The specific gaps in clusters without sandboxed runtimes:

  • Multi-tenant clusters running workloads from different trust levels (first-party + third-party) with identical kernel isolation.
  • Workloads executing untrusted user-provided code (function platforms, CI runners, ML inference) with direct kernel exposure.
  • No per-workload isolation policy — all pods on a node have the same escape risk.
  • Incident response after a container escape is complicated by shared kernel state.

Target systems: Kubernetes 1.28+ (RuntimeClass stable); gVisor 20240101+ (containerd-shim-runsc); Kata Containers 3.3+ (kata-deploy DaemonSet); node OS: Ubuntu 22.04 or RHEL 9 with KVM enabled.

Threat Model

  • Adversary 1 — Kernel exploit from within a container: An attacker running code inside a standard container exploits a kernel vulnerability (use-after-free, type confusion) reachable via a syscall permitted by the container’s seccomp profile. They gain a root shell on the host node.
  • Adversary 2 — Cross-tenant escape in multi-tenant cluster: A tenant in a shared Kubernetes cluster exploits a container runtime or kernel vulnerability to escape their pod and access other tenants’ data on the same node.
  • Adversary 3 — Untrusted code execution in a function platform: A user submits a malicious function payload that exploits the container runtime. Without sandbox isolation, this compromises the node.
  • Adversary 4 — gVisor escape: An attacker finds a vulnerability in gVisor’s Sentry (Go, approximately 200k lines). They escape gVisor’s userspace kernel but still face the host kernel — a second isolation boundary.
  • Adversary 5 — Hypervisor escape (Kata): An attacker exploits the Kata guest kernel and then attacks the hypervisor (QEMU/Cloud Hypervisor). Hypervisor CVEs exist but are fewer and more complex than kernel CVEs.
  • Access level: All adversaries have container-level code execution (user or root within the container).
  • Objective: Escape the container boundary and access the host kernel, other containers, or the Kubernetes API.
  • Blast radius: Standard runtime: container escape = node compromise. gVisor: container escape requires breaking gVisor Sentry first. Kata: requires breaking hypervisor. In both cases, the isolation boundary is significantly stronger than namespaces alone.

Configuration

Step 1: Install gVisor on Nodes

# On each node: install the runsc binary.
curl -fsSL https://gvisor.dev/archive.key | gpg --dearmor -o /usr/share/keyrings/gvisor.gpg
echo "deb [arch=$(dpkg --print-architecture) signed-by=/usr/share/keyrings/gvisor.gpg] \
  https://storage.googleapis.com/gvisor/releases release main" \
  | tee /etc/apt/sources.list.d/gvisor.list
apt update && apt install -y runsc

# Configure containerd to use runsc as a runtime handler.
cat >> /etc/containerd/config.toml <<'EOF'
[plugins."io.containerd.grpc.v1.cri".containerd.runtimes.runsc]
  runtime_type = "io.containerd.runsc.v1"

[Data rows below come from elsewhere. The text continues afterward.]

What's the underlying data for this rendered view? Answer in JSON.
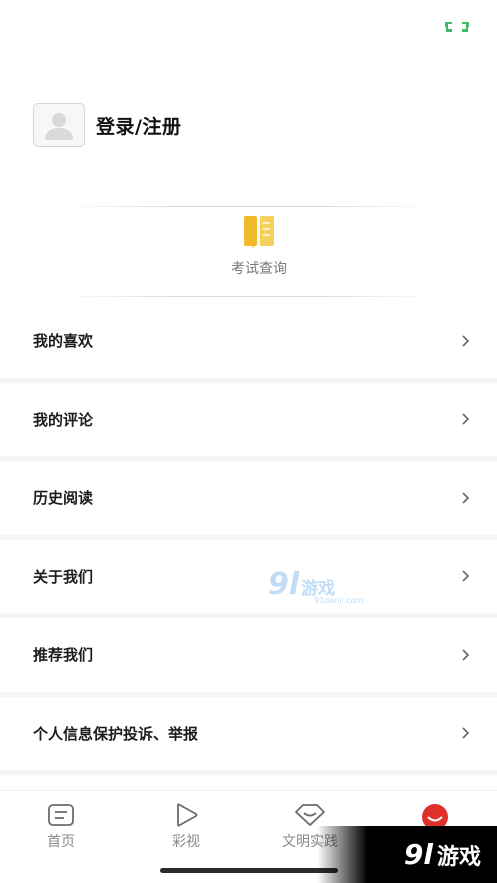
{
  "header": {
    "expand_icon": "expand-arrows-icon"
  },
  "profile": {
    "avatar_icon": "user-placeholder-icon",
    "login_label": "登录/注册"
  },
  "quick": {
    "exam_icon": "exam-books-icon",
    "exam_label": "考试查询"
  },
  "menu": {
    "items": [
      {
        "label": "我的喜欢"
      },
      {
        "label": "我的评论"
      },
      {
        "label": "历史阅读"
      },
      {
        "label": "关于我们"
      },
      {
        "label": "推荐我们"
      },
      {
        "label": "个人信息保护投诉、举报"
      }
    ]
  },
  "tabs": [
    {
      "label": "首页",
      "icon": "home-icon"
    },
    {
      "label": "彩视",
      "icon": "play-icon"
    },
    {
      "label": "文明实践",
      "icon": "heart-diamond-icon"
    },
    {
      "label": "",
      "icon": "profile-face-icon"
    }
  ],
  "watermark": {
    "num": "9l",
    "text": "游戏",
    "sub": "91danji.com"
  },
  "badge": {
    "num": "9l",
    "text": "游戏"
  },
  "colors": {
    "accent_green": "#3dbb6a",
    "exam_gold": "#f2b92b",
    "profile_red": "#e0302a"
  }
}
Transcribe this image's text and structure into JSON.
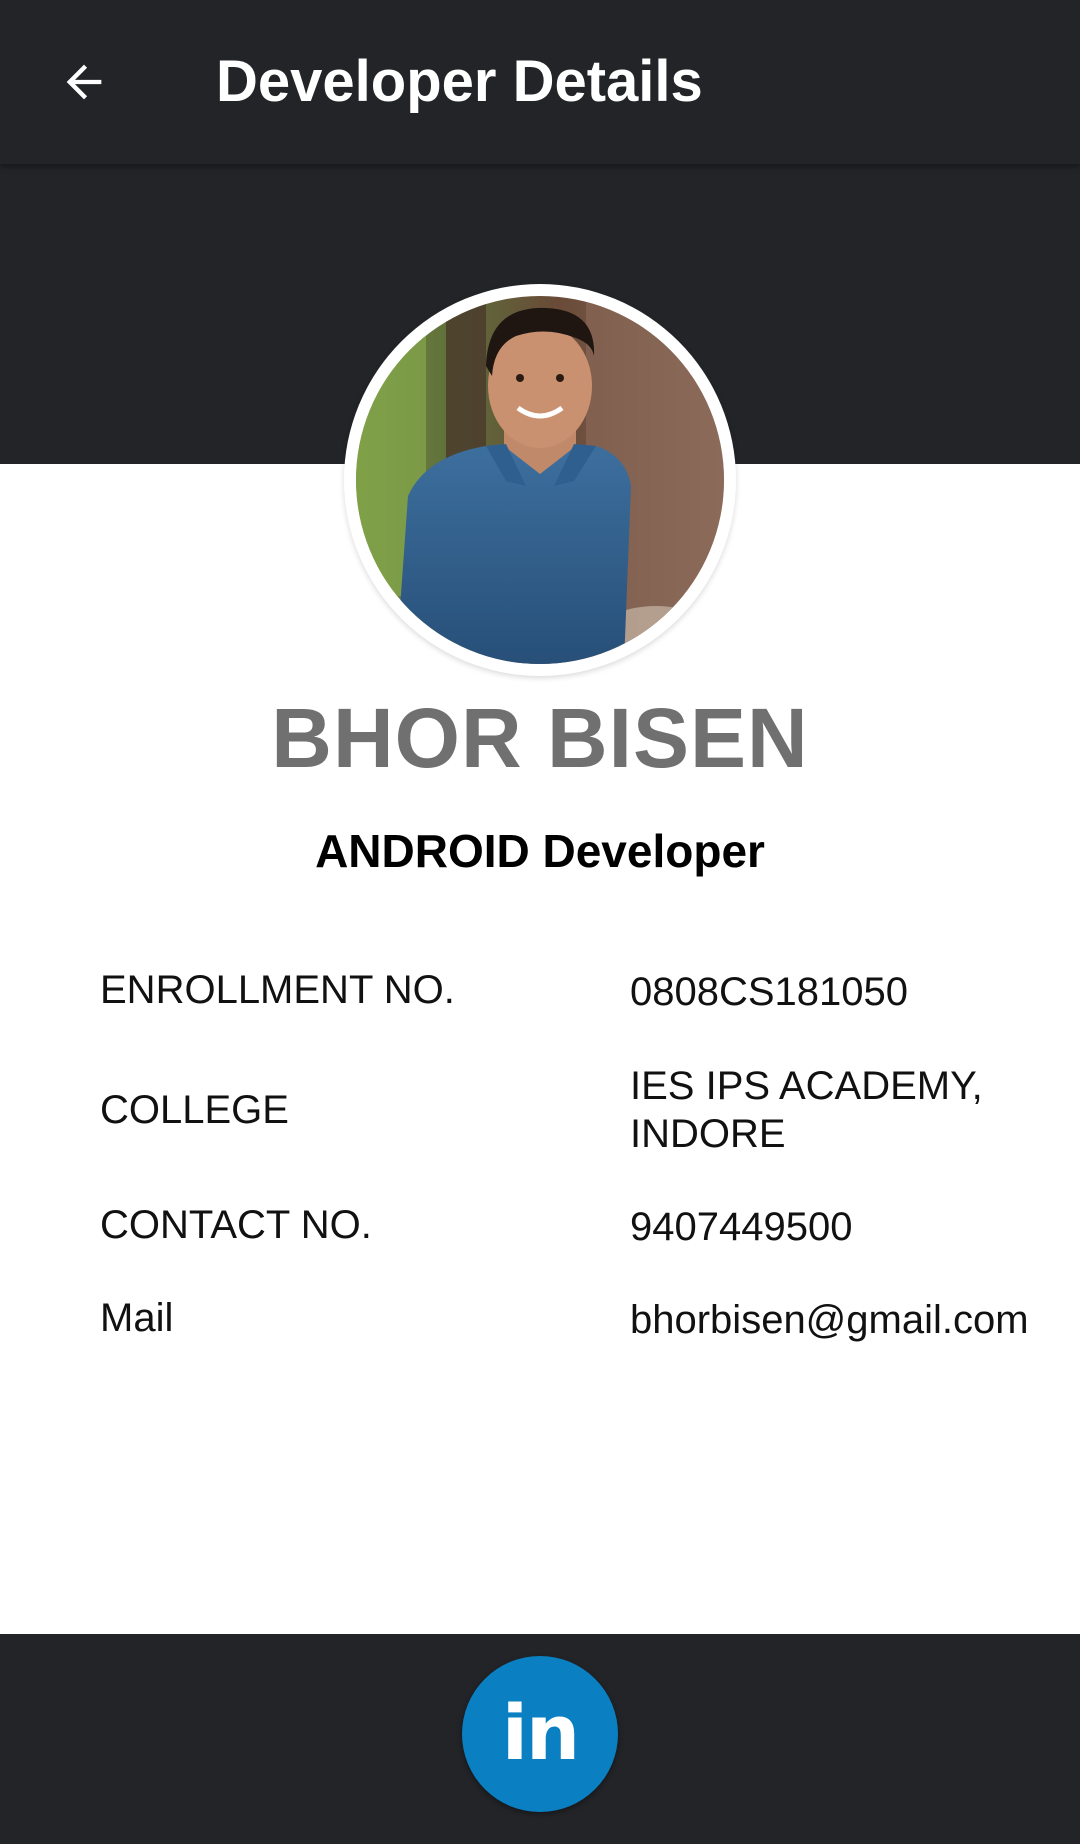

[plugins."io.containerd.grpc.v1.cri".containerd.runtimes.runsc.options]
  TypeUrl = "io.containerd.runsc.v1.options"
  ConfigPath = "/etc/containerd/runsc.toml"
EOF

# gVisor configuration.
cat > /etc/containerd/runsc.toml <<'EOF'
[runsc_config]
  platform = "kvm"          # Use KVM for hardware-accelerated isolation (preferred).
                             # "ptrace" is a fallback where KVM is unavailable.
  network = "host"          # Or "sandbox" for full network namespace isolation.
  file-access = "exclusive"  # Exclusive file access for stronger isolation.
  overlay = false
  debug = false
  strace = false
EOF

systemctl restart containerd

Verify:

# Test gVisor is working.
ctr image pull docker.io/library/alpine:latest
ctr run --runtime io.containerd.runsc.v1 --rm docker.io/library/alpine:latest test uname -r
# Output shows gVisor's kernel version, not the host kernel.

Step 2: Install Kata Containers on Nodes

# Deploy Kata via the kata-deploy DaemonSet (installs on all nodes automatically).
kubectl apply -f https://raw.githubusercontent.com/kata-containers/kata-containers/main/tools/packaging/kata-deploy/kata-deploy/base/kata-deploy.yaml

# Wait for kata-deploy to complete on all nodes.
kubectl -n kube-system wait --timeout=300s \
  --for=condition=Ready \
  -l name=kata-deploy \
  pod

# Verify containerd was patched with Kata handlers.
kubectl -n kube-system exec -it \
  $(kubectl -n kube-system get pod -l name=kata-deploy -o jsonpath='{.items[0].metadata.name}') \
  -- kata-runtime check

kata-deploy adds the following runtime handlers to containerd on each node:

  • kata-qemu: QEMU micro-vm (widest compatibility)
  • kata-clh: Cloud Hypervisor (lower overhead, Linux-only)
  • kata-fc: Firecracker (lowest overhead; limited device support)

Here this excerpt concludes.